- Gel purification of BOO14
- Determine concentrations of BOO14 and pSB1C3
- Restriction digest of pSB1C3 with EcoRI and PstI
- Check plates with transformants for colonies
- Perform colony PCR to confirm if ligation and transformation were successful
- Prepare a replica plate
- Set up of pSB1C3-BOO14 cultures for mini preps
- Set up PCR reaction with potentially contaminated agents
- Gel electrophoresis of PCR products to determine which component is contaminated with DNA
- Mini prep to isolate pSB1C3-BOO14
- Repeat gel electrophoresis of pSB1C3-BOO14 restriction digest
- Perform PCR to amlify CWB out of the ''B. subtilis'' genome
- Dephosphorylation of pSB1C3
- Set up ligation of pSB1C3 and BOO14 over night
- Transformation of ''E. coli'' with ligation product pSB1C3-BOO14
- Analysis of colony PCR using gel electrophoresis
- Meeting with the supervisors
- Repeat colony PCR with uncontaminated reagents
- Analysis of PCR product with gel electrophoresis
- Restriction digest with EcoRI and SpeI to confirm correct insert (BOO14)
- Gel electrophoresis to analyse restriction fragments
- Gel electrophoresis of the PCR product to confirm correct amplification
- Set up midi prep cultures of pSB1C3-BOO14
- We successfully purified BOO14 from the gel using the QIAquickÆ Gel Extraction Kit (250) but used 50µl of ddH2O instead of elusion buffer in the last step.
- Then we determined the relative concentrations of BOO14 and pSB1C3 by gel electrophoresis and comparing the intensity of the bands with the 1kb ladder.
- Having determined the rough concentration of our DNA we set up over night ligation of pSB1C3 with BOO14. We used two different ratios of pSB1C3 to BOO14: 0.5µl:3.5µl and 1µl:3µl. As the final concentration of the ligation product is very low, we will transform E. coli to be able to analyse bigger quantities of the vector at a later point.
- E. coli was transformed with the pSB1C3-BOO14 ligation using chemical competence and heat shock. We prepared plates with our transformants to be incubated overnight.

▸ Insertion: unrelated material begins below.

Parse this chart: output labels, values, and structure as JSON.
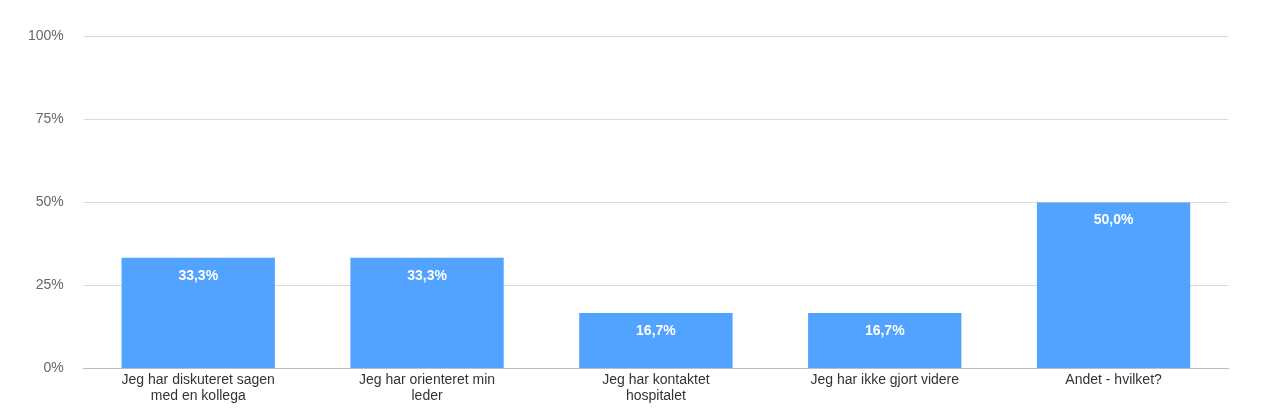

- We reorganized and updated our Lab-Page on the Wiki, including new tables, upload of pictures and result as well as user-interface optimisation.
- The plates with pSB1C3-BOO14 transformants had colonies growing on it.

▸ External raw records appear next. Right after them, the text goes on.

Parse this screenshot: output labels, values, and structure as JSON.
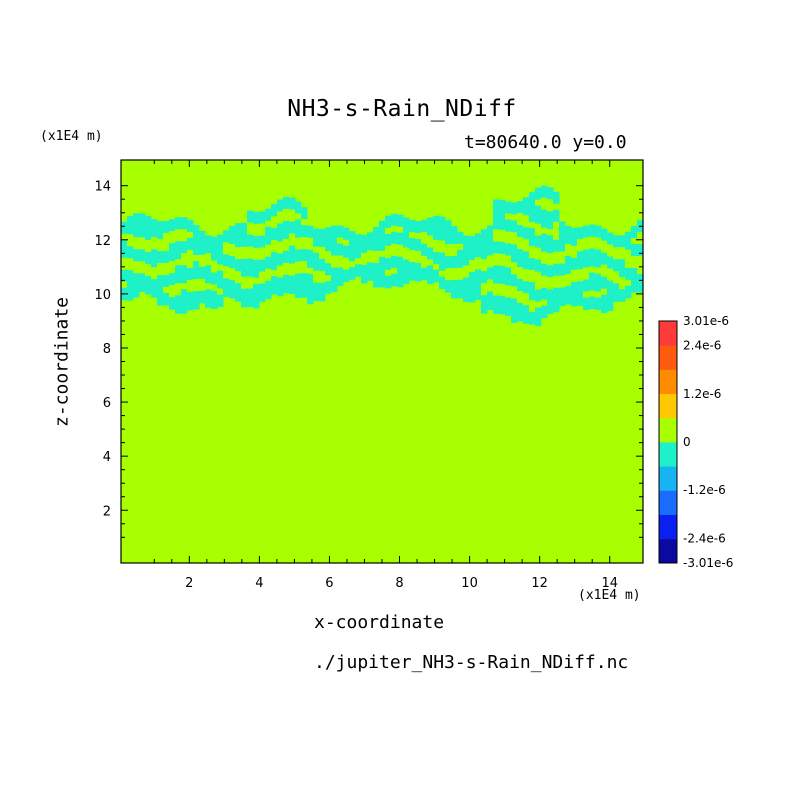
{
  "header": {
    "title": "NH3-s-Rain_NDiff",
    "subtitle": "t=80640.0 y=0.0",
    "yunit": "(x1E4 m)",
    "xunit": "(x1E4 m)"
  },
  "footer": {
    "filename": "./jupiter_NH3-s-Rain_NDiff.nc"
  },
  "chart_data": {
    "type": "heatmap",
    "title": "NH3-s-Rain_NDiff",
    "subtitle": "t=80640.0 y=0.0",
    "xlabel": "x-coordinate",
    "ylabel": "z-coordinate",
    "xunit": "(x1E4 m)",
    "yunit": "(x1E4 m)",
    "xlim": [
      0.05,
      14.95
    ],
    "ylim": [
      0.05,
      14.95
    ],
    "xticks": [
      2,
      4,
      6,
      8,
      10,
      12,
      14
    ],
    "yticks": [
      2,
      4,
      6,
      8,
      10,
      12,
      14
    ],
    "background_level": "0",
    "background_color": "#a8ff00",
    "colorbar": {
      "colors": [
        "#0a0aa0",
        "#0a1ff0",
        "#1a6cff",
        "#16b4f0",
        "#1ef0c8",
        "#a8ff00",
        "#ffc800",
        "#ff8c00",
        "#ff5a10",
        "#ff3a3a"
      ],
      "labels": [
        {
          "text": "3.01e-6",
          "value": 3.01e-06
        },
        {
          "text": "2.4e-6",
          "value": 2.4e-06
        },
        {
          "text": "1.2e-6",
          "value": 1.2e-06
        },
        {
          "text": "0",
          "value": 0
        },
        {
          "text": "-1.2e-6",
          "value": -1.2e-06
        },
        {
          "text": "-2.4e-6",
          "value": -2.4e-06
        },
        {
          "text": "-3.01e-6",
          "value": -3.01e-06
        }
      ]
    },
    "negative_band": {
      "level": "small negative (cyan)",
      "color": "#1ef0c8",
      "z_range_top": [
        12.6,
        14.0
      ],
      "z_range_bottom": [
        9.5,
        10.6
      ],
      "x_top_bump": [
        10.5,
        12.5
      ]
    }
  }
}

- Some of these colonies were tested by colony PCR to confirm that BOO14 was in the vector.
- Gel electrophoresis of the PCR product indicated that our ligation and transformation were successful, however due to contamination, as demonstrated by our negative control, we will have to repeat the colony PCR on Thursday. We set up an additional PCR to test the individual components of our PCR reaction to find out which one is contaminated with DNA.
- We also set up cultures of pSB1C3-BOO14 for mini preps tomorrow.
- Analysis of the PCR components indicated that the Barns buffer was contaminated with DNA.
- We prepared mini preps of pSB1C3-BOO14 from the cultures set up yesterday.
- We then repeated the colony PCR and analysed the product with gel electrophoresis. We observed a band at 100bp, which indicates that the ligation was successful, and that BOO14 is in pSB1C3.
- We tried to confirm this with a restriction digest of the mini prepped plasmid with EcoRI and SpeI, however, analysis with gel electrophoresis showed there was only a very faint band on the gel at 100bp maybe because the gel had been run too long.
- We repeated the gel electrophoresis but reduced the time it ran for to 10 minutes as BOO14 is very short. However we still only observed a very faint band at 100bp, so we can't be completely sure that the ligation was successful.
- Therefore we carried out another restriction digest with AseI (which cuts within B0014) and NcoI (which cuts within pSB1C3).
- We also performed a PCR to amplify LytC cell wall binding domain (CWB) from the Bacillus genome.
- Analysis of the PCR product with gel electrophoresis showed that lytC had not been amlified properly. There we will do a series of different PCR reaction tomorrow to determine the optimal temperatures.
Sunday, 22nd Aug 2010
- Analysis of the restriction fragments from yesterdays restriction digest with gel electrophoresis showed that:
- The ligation definitely worked! The correct fragment sizes were observed on the gel.
- The primers in the PCR may have annealed nonspecifically, because the PCR product did not resolve properly in the gel.
- To prepare the ligated plasmid pSB1C3-BOO14 for midi prep tomorrow, overnight cultures were set up using 100ml LB (containing chloramphenicol), which was innoculated with cells from the original replica plates.
- A second PCR was set up with a gradient of increasing annealing temperatures, which would hopefully ensure specific binding of primers. (We used taq in this case, just to see which temperature gave us the best result)
- The gel of the PCR products showed that all 3 PCRs were successful. So we can now use Pfu in the next PCR to obtain the LytC cell wall binding domain.